Bridge Loan Carry Cost Estimator

See the carrying cost of a bridge loan before you commit. Provide the loan amount, APR, and holding period to reveal the monthly interest, total interest due before payoff, upfront points and fees, and the implied annualized rate you are effectively paying.

Total proceeds advanced by the bridge lender to cover purchase or construction costs.
Quoted annual interest rate for the bridge loan.
Expected number of months before the bridge loan is paid off or refinanced.
Optional. Defaults to 0% if blank. Use lender points charged upfront on the funded amount.
Optional. Defaults to $0. Include underwriting, legal, or appraisal fees funded at closing.

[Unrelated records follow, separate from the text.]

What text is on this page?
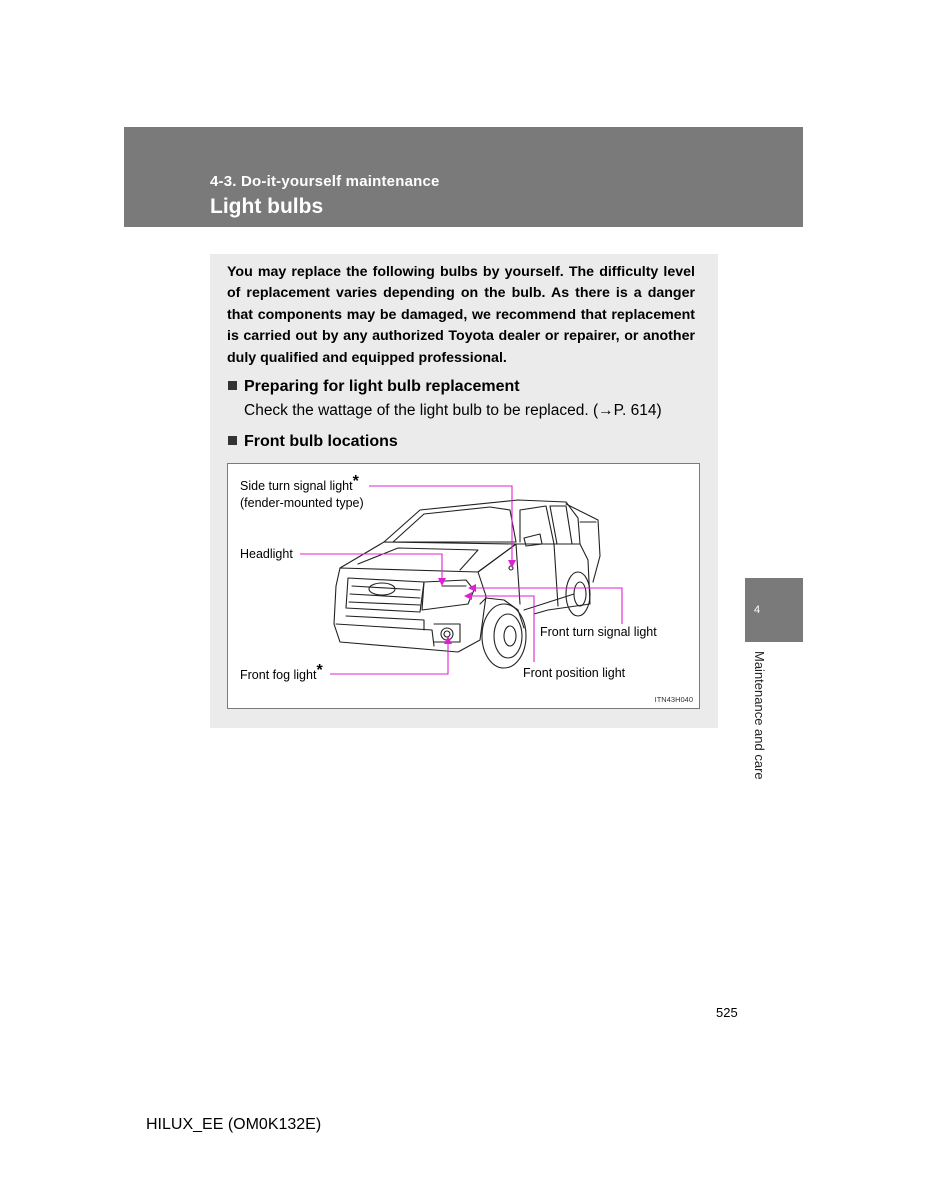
4-3. Do-it-yourself maintenance
Light bulbs
You may replace the following bulbs by yourself. The difficulty level of replacement varies depending on the bulb. As there is a danger that components may be damaged, we recommend that replacement is carried out by any authorized Toyota dealer or repairer, or another duly qualified and equipped professional.
Preparing for light bulb replacement
Check the wattage of the light bulb to be replaced. (→P. 614)
Front bulb locations
Side turn signal light*
(fender-mounted type)
Headlight
Front turn signal light
Front fog light*	Front position light
ITN43H040
4
Maintenance and care
525
HILUX_EE (OM0K132E)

Calculations assume interest-only payments with no amortization and ignore potential escrow or tax advances. Confirm payoff quotes with your lender.

Examples

  • $425,000 loan, 9.75% APR, 7 months, 2% points, $3,850 fees ⇒ Monthly interest only payment: $3,453.13 USD • Interest over 7 months: $24,171.88 USD • Upfront points and fees: $12,350.00 USD • Total cash cost of financing: $36,521.88 USD • Effective annualized rate: 14.73%
  • $300,000 loan, 11.25% APR, 4 months, points blank, fees blank ⇒ Monthly interest only payment: $2,812.50 USD • Interest over 4 months: $11,250.00 USD • Upfront points and fees: $0.00 USD • Total cash cost of financing: $11,250.00 USD • Effective annualized rate: 11.25%

FAQ

Does this include extension fees?

No. Add anticipated extension or renewal charges to the other closing cost field or rerun the calculator with the longer term once you know the exact fee.

How do I reflect an interest reserve?

Enter the full loan amount including any interest reserve the lender funds, then treat the reserve draw as part of the cash cost you cover at payoff.

Can I compare this to permanent financing?

Yes. Use the effective annualized rate output to benchmark against mortgage offers and quantify how much the bridge premium costs to move quickly.

Additional Information

  • Most bridge lenders collect interest-only payments, so the principal balance remains outstanding until payoff or refinance.
  • Origination points are calculated as a percentage of the funded loan amount and are due at closing.
  • Effective annualized rate divides the total carrying cost by loan size and converts the short holding period into a 12-month equivalent.